= École Internationale de Création Audiovisuelle et de Réalisation =

The International Film School of Paris (French: École internationale de Création audiovisuelle et de Réalisation, EICAR) is a private film school founded in 1972 by Jean-Paul Vuillin, producer and director of film.

==International students==
In 2000 the school opened an English speaking department where all film courses were offered in English. In 2008, students from 56 different countries were enrolled in this department. The curriculum includes courses in both technical and creative crafts. production, directing, cinematography, sound, musical composition, editing, special effects, acting, and script writing. Students can either take degrees (Bachelor or Masters) in practical hands on film making, and production, choose to take short intensive courses, or enroll in the one year courses. The school is situated in the heart of France's largest filming studios, in the ICADE Park/ St Denis, Paris North.

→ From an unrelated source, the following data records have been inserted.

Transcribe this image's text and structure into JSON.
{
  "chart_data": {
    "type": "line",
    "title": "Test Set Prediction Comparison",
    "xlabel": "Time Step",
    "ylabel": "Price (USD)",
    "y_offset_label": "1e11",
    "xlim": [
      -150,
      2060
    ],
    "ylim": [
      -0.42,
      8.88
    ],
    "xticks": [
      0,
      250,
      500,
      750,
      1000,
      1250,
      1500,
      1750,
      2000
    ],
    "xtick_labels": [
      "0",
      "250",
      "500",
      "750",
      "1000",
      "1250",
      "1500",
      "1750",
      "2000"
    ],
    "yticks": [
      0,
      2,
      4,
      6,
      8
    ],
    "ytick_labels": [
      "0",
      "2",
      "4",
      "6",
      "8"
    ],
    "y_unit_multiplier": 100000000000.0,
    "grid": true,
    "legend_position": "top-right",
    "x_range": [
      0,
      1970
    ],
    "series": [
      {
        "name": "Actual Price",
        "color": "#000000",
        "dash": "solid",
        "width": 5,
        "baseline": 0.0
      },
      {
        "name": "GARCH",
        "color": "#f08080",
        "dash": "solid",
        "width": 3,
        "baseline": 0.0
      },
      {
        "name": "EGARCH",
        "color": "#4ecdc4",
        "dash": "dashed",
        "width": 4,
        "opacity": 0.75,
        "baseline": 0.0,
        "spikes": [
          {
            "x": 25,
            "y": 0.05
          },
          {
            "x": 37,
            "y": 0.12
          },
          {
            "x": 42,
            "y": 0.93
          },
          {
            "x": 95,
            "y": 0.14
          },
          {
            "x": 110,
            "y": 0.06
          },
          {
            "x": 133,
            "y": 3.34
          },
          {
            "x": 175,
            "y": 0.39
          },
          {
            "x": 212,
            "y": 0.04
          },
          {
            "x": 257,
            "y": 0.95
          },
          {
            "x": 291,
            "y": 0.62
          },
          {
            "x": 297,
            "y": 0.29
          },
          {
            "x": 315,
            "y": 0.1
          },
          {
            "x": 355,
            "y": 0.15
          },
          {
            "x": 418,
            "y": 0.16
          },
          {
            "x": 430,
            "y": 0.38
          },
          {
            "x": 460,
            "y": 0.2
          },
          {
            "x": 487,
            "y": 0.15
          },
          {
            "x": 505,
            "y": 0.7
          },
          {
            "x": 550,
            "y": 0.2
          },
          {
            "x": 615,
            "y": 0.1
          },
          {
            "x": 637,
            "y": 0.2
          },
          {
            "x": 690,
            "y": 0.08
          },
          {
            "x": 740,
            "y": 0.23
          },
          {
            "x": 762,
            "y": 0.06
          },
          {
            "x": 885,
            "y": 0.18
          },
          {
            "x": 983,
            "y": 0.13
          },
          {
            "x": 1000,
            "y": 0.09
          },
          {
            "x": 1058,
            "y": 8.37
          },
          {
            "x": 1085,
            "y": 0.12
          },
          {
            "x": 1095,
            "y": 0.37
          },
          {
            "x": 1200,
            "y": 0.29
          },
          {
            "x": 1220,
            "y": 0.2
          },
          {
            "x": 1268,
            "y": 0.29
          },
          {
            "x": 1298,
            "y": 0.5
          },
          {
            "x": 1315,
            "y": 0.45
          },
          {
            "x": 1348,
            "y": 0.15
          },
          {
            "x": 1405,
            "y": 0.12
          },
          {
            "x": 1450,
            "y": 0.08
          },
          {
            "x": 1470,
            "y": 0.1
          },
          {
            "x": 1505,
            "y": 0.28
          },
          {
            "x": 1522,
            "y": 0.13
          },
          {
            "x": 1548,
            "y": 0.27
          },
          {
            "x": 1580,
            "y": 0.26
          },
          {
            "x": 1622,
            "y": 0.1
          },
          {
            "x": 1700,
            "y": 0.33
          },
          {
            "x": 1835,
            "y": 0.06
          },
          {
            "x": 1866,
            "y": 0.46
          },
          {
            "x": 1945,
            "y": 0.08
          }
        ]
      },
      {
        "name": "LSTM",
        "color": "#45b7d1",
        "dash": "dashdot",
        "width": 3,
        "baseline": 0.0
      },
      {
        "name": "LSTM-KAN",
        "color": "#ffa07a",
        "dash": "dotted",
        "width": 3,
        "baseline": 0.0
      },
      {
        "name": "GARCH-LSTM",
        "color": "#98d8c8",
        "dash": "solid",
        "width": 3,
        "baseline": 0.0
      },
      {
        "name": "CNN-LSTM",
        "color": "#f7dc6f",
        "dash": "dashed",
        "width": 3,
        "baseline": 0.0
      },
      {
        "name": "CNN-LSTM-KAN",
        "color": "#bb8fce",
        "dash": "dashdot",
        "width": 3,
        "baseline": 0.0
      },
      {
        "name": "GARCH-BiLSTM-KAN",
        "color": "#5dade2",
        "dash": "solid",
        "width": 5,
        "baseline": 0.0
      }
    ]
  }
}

The graduation at the school in June 2008 was presided over by Claude Lelouch.

The International Film School of Paris, EICAR, is a film school and an independent, short-film production house. Over 300 short films are produced each year on HD, 35mm, super 16mm and DV.

===Cannes Programme===
EICAR arranges for 30 of its students to become reporters for a week at the Cannes Film Festival, allocating places on a competitive basis.

==Location==
EICAR Group runs a large international campus in Paris and one in Lyon.